Factors That Could Be Causing Resilience Issues in Your Organisation
- Leadership gaps: promoting technical experts into management without any training or emotional readiness for it.
- Poor communication: inconsistent or infrequent updates can create rumours and fear. A culture of ‘just get on with it’ - where people are expected to absorb stress without real support.
- Role mismatch: hiring for firefighting over adaptability and long-term outlooks.
- External pressures: economic and political uncertainty piling onto employees’ personal stresses, like money worries and health.
Quick Changes You Can Make
- Run a one-page resilience checklist for managers and share it this week.
- Add 10-minute weekly team ‘temperature checks’ to your schedule – it’ll help you identify obstacles early, focus on solutions, and provide support.
- Publish a simple change communication template for leaders to reuse.
- Update one-to-one agendas to include a resilience check-in: less about project updates and more about people’s wellbeing, workload, and current capacity to handle pressure.
- Ask leaders to share their challenges and solutions: modelling resilience builds faith that other team members can do it too. Win-win for everyone.
FAQs
Q: Is resilience the same as wellbeing?
A: They overlap, but they’re different. Wellbeing is the baseline health and capacity of your team. Resilience is the capability to adapt and recover when stress occurs.

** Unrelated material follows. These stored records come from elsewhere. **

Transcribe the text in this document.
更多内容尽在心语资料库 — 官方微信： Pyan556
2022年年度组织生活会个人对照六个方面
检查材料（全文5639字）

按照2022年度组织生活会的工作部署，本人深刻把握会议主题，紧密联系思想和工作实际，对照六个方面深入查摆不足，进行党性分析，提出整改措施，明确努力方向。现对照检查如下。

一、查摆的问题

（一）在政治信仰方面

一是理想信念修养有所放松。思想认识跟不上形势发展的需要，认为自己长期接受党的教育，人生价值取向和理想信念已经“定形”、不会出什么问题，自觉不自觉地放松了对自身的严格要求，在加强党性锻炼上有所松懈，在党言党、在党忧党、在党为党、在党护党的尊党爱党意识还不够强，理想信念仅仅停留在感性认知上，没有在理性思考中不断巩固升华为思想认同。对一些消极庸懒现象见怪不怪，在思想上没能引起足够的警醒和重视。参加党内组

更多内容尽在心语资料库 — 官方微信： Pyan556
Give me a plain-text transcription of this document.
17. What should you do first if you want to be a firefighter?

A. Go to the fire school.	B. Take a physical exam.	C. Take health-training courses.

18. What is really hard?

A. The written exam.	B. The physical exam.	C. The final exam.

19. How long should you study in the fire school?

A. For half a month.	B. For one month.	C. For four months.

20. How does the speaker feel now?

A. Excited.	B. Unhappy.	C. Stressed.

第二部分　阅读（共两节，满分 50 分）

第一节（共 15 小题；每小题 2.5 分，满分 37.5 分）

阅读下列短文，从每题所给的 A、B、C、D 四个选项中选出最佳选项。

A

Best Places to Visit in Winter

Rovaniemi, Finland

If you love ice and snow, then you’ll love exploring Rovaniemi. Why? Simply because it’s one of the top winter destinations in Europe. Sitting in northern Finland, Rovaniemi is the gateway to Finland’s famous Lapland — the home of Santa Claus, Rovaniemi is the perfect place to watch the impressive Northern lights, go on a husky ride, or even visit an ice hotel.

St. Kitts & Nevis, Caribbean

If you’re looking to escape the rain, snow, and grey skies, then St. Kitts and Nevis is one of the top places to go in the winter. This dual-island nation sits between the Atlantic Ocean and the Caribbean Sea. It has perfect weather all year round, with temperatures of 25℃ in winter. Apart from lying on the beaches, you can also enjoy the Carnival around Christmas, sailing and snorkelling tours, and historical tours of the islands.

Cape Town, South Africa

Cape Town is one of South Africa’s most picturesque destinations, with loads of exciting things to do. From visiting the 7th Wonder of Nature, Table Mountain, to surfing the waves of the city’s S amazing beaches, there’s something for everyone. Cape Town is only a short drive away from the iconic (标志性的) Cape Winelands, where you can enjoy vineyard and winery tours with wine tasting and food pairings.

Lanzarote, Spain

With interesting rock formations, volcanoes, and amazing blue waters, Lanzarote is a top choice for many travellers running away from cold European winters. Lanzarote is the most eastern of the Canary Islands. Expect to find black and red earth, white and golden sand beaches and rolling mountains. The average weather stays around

Q: How long before we see results?
A: Quick improvements in clarity and manager capability can show within 2 to 8 weeks, but embedding cultural change typically takes 6 to 12 months, longer in some organisations.
Q: Can training alone fix this?
A: No. Training will help, but ongoing coaching, ensuring your roles are designed with resilience in mind, building consideration for it into your recruitment processes, and consistent behaviour from your leadership team are essential to make training stick.
Q: How do we measure resilience?
A: You can use a mix of things: employee feedback, absence/presenteeism trends, retention in key roles, how long it takes the business to feel stable following change, and getting detailed feedback on leader behaviours.
Q: Budget is tight. What should I prioritise?
A: Spend your time on manager coaching and creating clearer communication channels, adding those check-ins to meetings and keeping trust high. These are high-impact and low-cost.
Make Resilience Your Next Focus
Start building resilience in your organisation today. Equip your leaders, create clear communication routines, and embed small, repeatable actions that make a lasting difference. The sooner you act, the stronger your teams and business will be when uncertainty hits, so don’t wait.